Wakil Bupati (Wabup) Tangerang, Intan Nurul Hikmah, yang juga Ketua TPPS Kabupaten Tangerang, kembali melakukan pemantauan P3S, di Kecamatan Pagedangan.

Pada kesempatan tersebut, Intan menegaskan bahwa pemantauan yang ia jalankan ke berbagai kecamatan bertujuan mencocokkan data capaian P3S dan memberikan arahan kepada pihak kecamatan, puskesmas, desa, kelurahan, dan para kader. Tujuannya agar target pencapaian penurunan stunting di Pemkab Tangerang dari tahun ke tahun semakin maksimal, bahkan dapat mencapai Nol Stunting.

BACA JUGA

“Sebagai Ketua TPPS Kabupaten Tangerang, ini merupakan kewajiban saya untuk ikut turun memberikan arahan kepada bapak dan ibu semua, supaya target pencapaian penurunan stunting di Pemkab Tangerang dari tahun ke tahun ini bisa tercapai, syukur dapat mencapai Nol Stunting,” ungkap Wabup Intan di Kecamatan Pagedangan, Kamis (25/09/25).

Ia mengungkapkan hasil dari pemantauan langsung di tiga kecamatan, Tigaraksa, Teluknaga, dan Pagedangan menunjukkan tren positif penurunan stunting.

Penurunan tersebut merupakan hasil dari kerja bersama, sinergi, dan kolaborasi Pentahelix yang melibatkan OPD, akademisi, dunia usaha, masyarakat, dan media.

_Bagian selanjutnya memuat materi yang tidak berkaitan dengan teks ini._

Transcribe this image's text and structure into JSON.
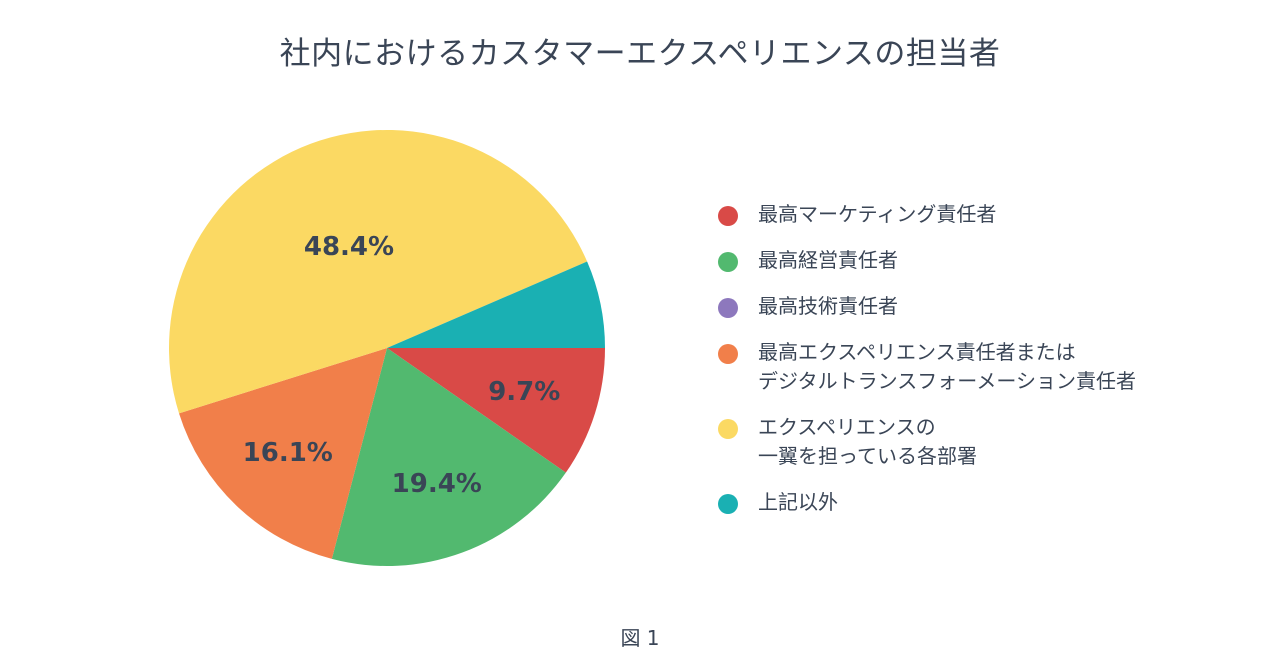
{
  "chart_data": {
    "type": "pie",
    "title": "社内におけるカスタマーエクスペリエンスの担当者",
    "caption": "図 1",
    "slices": [
      {
        "name": "最高マーケティング責任者",
        "lines": [
          "最高マーケティング責任者"
        ],
        "value": 9.7,
        "label": "9.7%",
        "color": "#d94a47"
      },
      {
        "name": "最高経営責任者",
        "lines": [
          "最高経営責任者"
        ],
        "value": 19.4,
        "label": "19.4%",
        "color": "#52b96f"
      },
      {
        "name": "最高技術責任者",
        "lines": [
          "最高技術責任者"
        ],
        "value": 0,
        "label": "",
        "color": "#8d78bd"
      },
      {
        "name": "最高エクスペリエンス責任者またはデジタルトランスフォーメーション責任者",
        "lines": [
          "最高エクスペリエンス責任者または",
          "デジタルトランスフォーメーション責任者"
        ],
        "value": 16.1,
        "label": "16.1%",
        "color": "#f17f4a"
      },
      {
        "name": "エクスペリエンスの一翼を担っている各部署",
        "lines": [
          "エクスペリエンスの",
          "一翼を担っている各部署"
        ],
        "value": 48.4,
        "label": "48.4%",
        "color": "#fbd963"
      },
      {
        "name": "上記以外",
        "lines": [
          "上記以外"
        ],
        "value": 6.5,
        "label": "",
        "color": "#1ab0b3"
      }
    ],
    "legend_position": "right"
  }
}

“Dari 3 kecamatan yang langsung saya kunjungi, alhamdulillah tren semuanya menunjukkan penurunan stunting. Hanya saja memang ada beberapa data yang perlu kami sinkronkan. Saya ingin data anak stunting, ibu hamil yang Kekurangan Energi Kronis (KEK), dan data miskin ekstrem benar-benar sama dengan data yang pihak lain miliki,” ungkapnya.

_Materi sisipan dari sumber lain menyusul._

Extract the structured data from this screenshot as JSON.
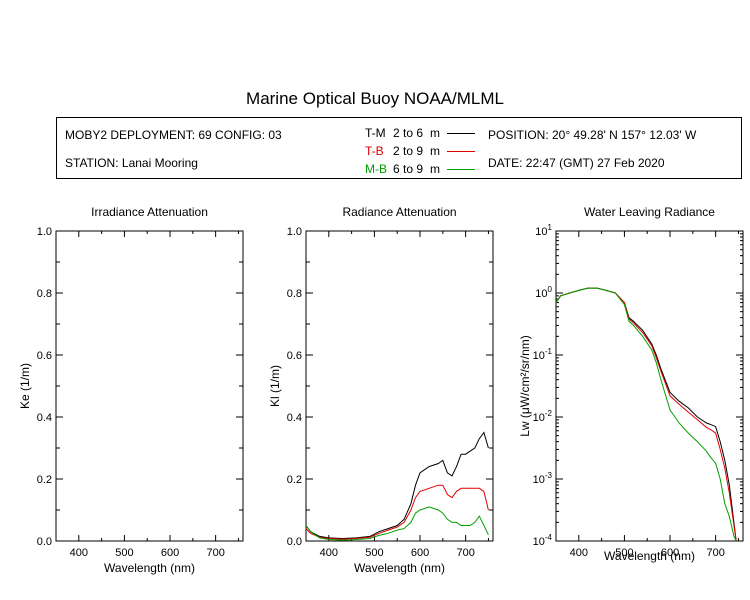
{
  "title": "Marine Optical Buoy NOAA/MLML",
  "info": {
    "deployment": "MOBY2 DEPLOYMENT: 69 CONFIG: 03",
    "station": "STATION: Lanai Mooring",
    "position": "POSITION: 20° 49.28' N   157° 12.03' W",
    "date": "DATE: 22:47 (GMT) 27 Feb 2020",
    "legend": [
      {
        "code": "T-M",
        "range": "2 to 6",
        "unit": "m",
        "color": "#000000"
      },
      {
        "code": "T-B",
        "range": "2 to 9",
        "unit": "m",
        "color": "#e00000"
      },
      {
        "code": "M-B",
        "range": "6 to 9",
        "unit": "m",
        "color": "#00a000"
      }
    ]
  },
  "chart_data": [
    {
      "type": "line",
      "title": "Irradiance Attenuation",
      "xlabel": "Wavelength (nm)",
      "ylabel": "Ke  (1/m)",
      "xlim": [
        350,
        760
      ],
      "ylim": [
        0,
        1.0
      ],
      "xticks": [
        400,
        500,
        600,
        700
      ],
      "yticks": [
        0.0,
        0.2,
        0.4,
        0.6,
        0.8,
        1.0
      ],
      "ytick_labels": [
        "0.0",
        "0.2",
        "0.4",
        "0.6",
        "0.8",
        "1.0"
      ],
      "series": []
    },
    {
      "type": "line",
      "title": "Radiance Attenuation",
      "xlabel": "Wavelength (nm)",
      "ylabel": "Kl  (1/m)",
      "xlim": [
        350,
        760
      ],
      "ylim": [
        0,
        1.0
      ],
      "xticks": [
        400,
        500,
        600,
        700
      ],
      "yticks": [
        0.0,
        0.2,
        0.4,
        0.6,
        0.8,
        1.0
      ],
      "ytick_labels": [
        "0.0",
        "0.2",
        "0.4",
        "0.6",
        "0.8",
        "1.0"
      ],
      "series": [
        {
          "name": "T-M",
          "color": "#000000",
          "x": [
            350,
            360,
            380,
            400,
            430,
            460,
            490,
            510,
            530,
            550,
            565,
            580,
            590,
            600,
            620,
            640,
            650,
            660,
            670,
            680,
            690,
            700,
            710,
            720,
            730,
            740,
            750
          ],
          "y": [
            0.05,
            0.03,
            0.015,
            0.01,
            0.008,
            0.01,
            0.015,
            0.03,
            0.04,
            0.05,
            0.07,
            0.12,
            0.18,
            0.22,
            0.24,
            0.25,
            0.26,
            0.22,
            0.21,
            0.24,
            0.28,
            0.28,
            0.29,
            0.3,
            0.33,
            0.35,
            0.3
          ]
        },
        {
          "name": "T-B",
          "color": "#e00000",
          "x": [
            350,
            360,
            380,
            400,
            430,
            460,
            490,
            510,
            530,
            550,
            565,
            580,
            590,
            600,
            620,
            640,
            650,
            660,
            670,
            680,
            690,
            700,
            710,
            720,
            730,
            740,
            750
          ],
          "y": [
            0.04,
            0.025,
            0.012,
            0.008,
            0.006,
            0.008,
            0.012,
            0.025,
            0.035,
            0.045,
            0.06,
            0.1,
            0.14,
            0.16,
            0.17,
            0.18,
            0.18,
            0.15,
            0.14,
            0.16,
            0.17,
            0.17,
            0.17,
            0.17,
            0.17,
            0.16,
            0.1
          ]
        },
        {
          "name": "M-B",
          "color": "#00a000",
          "x": [
            350,
            360,
            380,
            400,
            430,
            460,
            490,
            510,
            530,
            550,
            565,
            580,
            590,
            600,
            620,
            640,
            650,
            660,
            670,
            680,
            690,
            700,
            710,
            720,
            730,
            740,
            750
          ],
          "y": [
            0.05,
            0.03,
            0.01,
            0.005,
            0.003,
            0.005,
            0.008,
            0.018,
            0.025,
            0.035,
            0.04,
            0.06,
            0.09,
            0.1,
            0.11,
            0.1,
            0.09,
            0.07,
            0.06,
            0.06,
            0.05,
            0.05,
            0.05,
            0.06,
            0.08,
            0.05,
            0.02
          ]
        }
      ]
    },
    {
      "type": "line",
      "title": "Water Leaving Radiance",
      "xlabel": "Wavelength (nm)",
      "ylabel": "Lw  (μW/cm²/sr/nm)",
      "xlim": [
        350,
        760
      ],
      "ylim": [
        0.0001,
        10
      ],
      "log_y": true,
      "xticks": [
        400,
        500,
        600,
        700
      ],
      "yticks": [
        0.0001,
        0.001,
        0.01,
        0.1,
        1,
        10
      ],
      "ytick_exponents": [
        "-4",
        "-3",
        "-2",
        "-1",
        "0",
        "1"
      ],
      "series": [
        {
          "name": "T-M",
          "color": "#000000",
          "x": [
            350,
            360,
            380,
            400,
            420,
            440,
            460,
            480,
            500,
            510,
            520,
            540,
            560,
            570,
            580,
            600,
            620,
            640,
            660,
            680,
            690,
            700,
            710,
            720,
            730,
            740,
            745
          ],
          "y": [
            0.7,
            0.9,
            1.0,
            1.1,
            1.2,
            1.2,
            1.1,
            1.0,
            0.7,
            0.4,
            0.35,
            0.25,
            0.15,
            0.1,
            0.06,
            0.025,
            0.018,
            0.014,
            0.01,
            0.008,
            0.0075,
            0.007,
            0.004,
            0.002,
            0.0008,
            0.0002,
            0.0001
          ]
        },
        {
          "name": "T-B",
          "color": "#e00000",
          "x": [
            350,
            360,
            380,
            400,
            420,
            440,
            460,
            480,
            500,
            510,
            520,
            540,
            560,
            570,
            580,
            600,
            620,
            640,
            660,
            680,
            690,
            700,
            710,
            720,
            730,
            740,
            745
          ],
          "y": [
            0.7,
            0.9,
            1.0,
            1.1,
            1.2,
            1.2,
            1.1,
            1.0,
            0.7,
            0.38,
            0.33,
            0.23,
            0.14,
            0.09,
            0.055,
            0.022,
            0.016,
            0.012,
            0.009,
            0.0068,
            0.0062,
            0.0055,
            0.003,
            0.0015,
            0.0006,
            0.00018,
            0.0001
          ]
        },
        {
          "name": "M-B",
          "color": "#00a000",
          "x": [
            350,
            360,
            380,
            400,
            420,
            440,
            460,
            480,
            500,
            510,
            520,
            540,
            560,
            570,
            580,
            600,
            620,
            640,
            660,
            680,
            690,
            700,
            710,
            720,
            730,
            740,
            745
          ],
          "y": [
            0.7,
            0.9,
            1.0,
            1.1,
            1.2,
            1.2,
            1.1,
            1.0,
            0.65,
            0.35,
            0.3,
            0.2,
            0.12,
            0.075,
            0.04,
            0.013,
            0.008,
            0.0055,
            0.004,
            0.0028,
            0.0022,
            0.0018,
            0.001,
            0.0004,
            0.00025,
            0.00012,
            0.0001
          ]
        }
      ]
    }
  ]
}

Ia melanjutkan, gerakan dan aksi Pola Hidup Bersih dan Sehat (PHBS) juga harus mereka giatkan dan tingkatkan lagi. PHBS harus terus kami upayakan dan budayakan dalam keseharian.

“Yang namanya stunting, ibu hamil KEK, dan penyakit-penyakit lain yang ada di Pemkab Tangerang berawal dari PHBS yang tidak baik, tidak ada pola hidup bersih dan sehat yang diterapkan,” tandasnya.

Gairahkan Kembali Kerja Bakti

Ia juga meminta kepada pihak kecamatan, Puskesmas, desa, kelurahan, serta para kader PKK dan Posyandu untuk dapat bersama-sama menggairahkan kembali kerja bakti bersih-bersih lingkungan dan secara rutin memberikan sosialisasi kepada masyarakat tentang pentingnya menerapkan dan membiasakan PHBS.

Pihaknya berharap, pemantauan langsung ke kecamatan-kecamatan yang mereka laksanakan akan mendapatkan data yang benar-benar valid, baik itu tingkat penurunan Stunting, berapa banyak kasus yang masih muncul, sampai dengan hambatan-hambatan yang mereka temukan di lapangan.

“Dari hasil pemantauan ini, nanti akan kami himpun dan kami susun agar benar-benar sinkron dan valid. Selanjutnya, akan kami bahas bersama untuk merumuskan dan menetapkan langkah-langkah intervensi serta solusi yang sesuai dengan fakta di lapangan,” pungkasnya.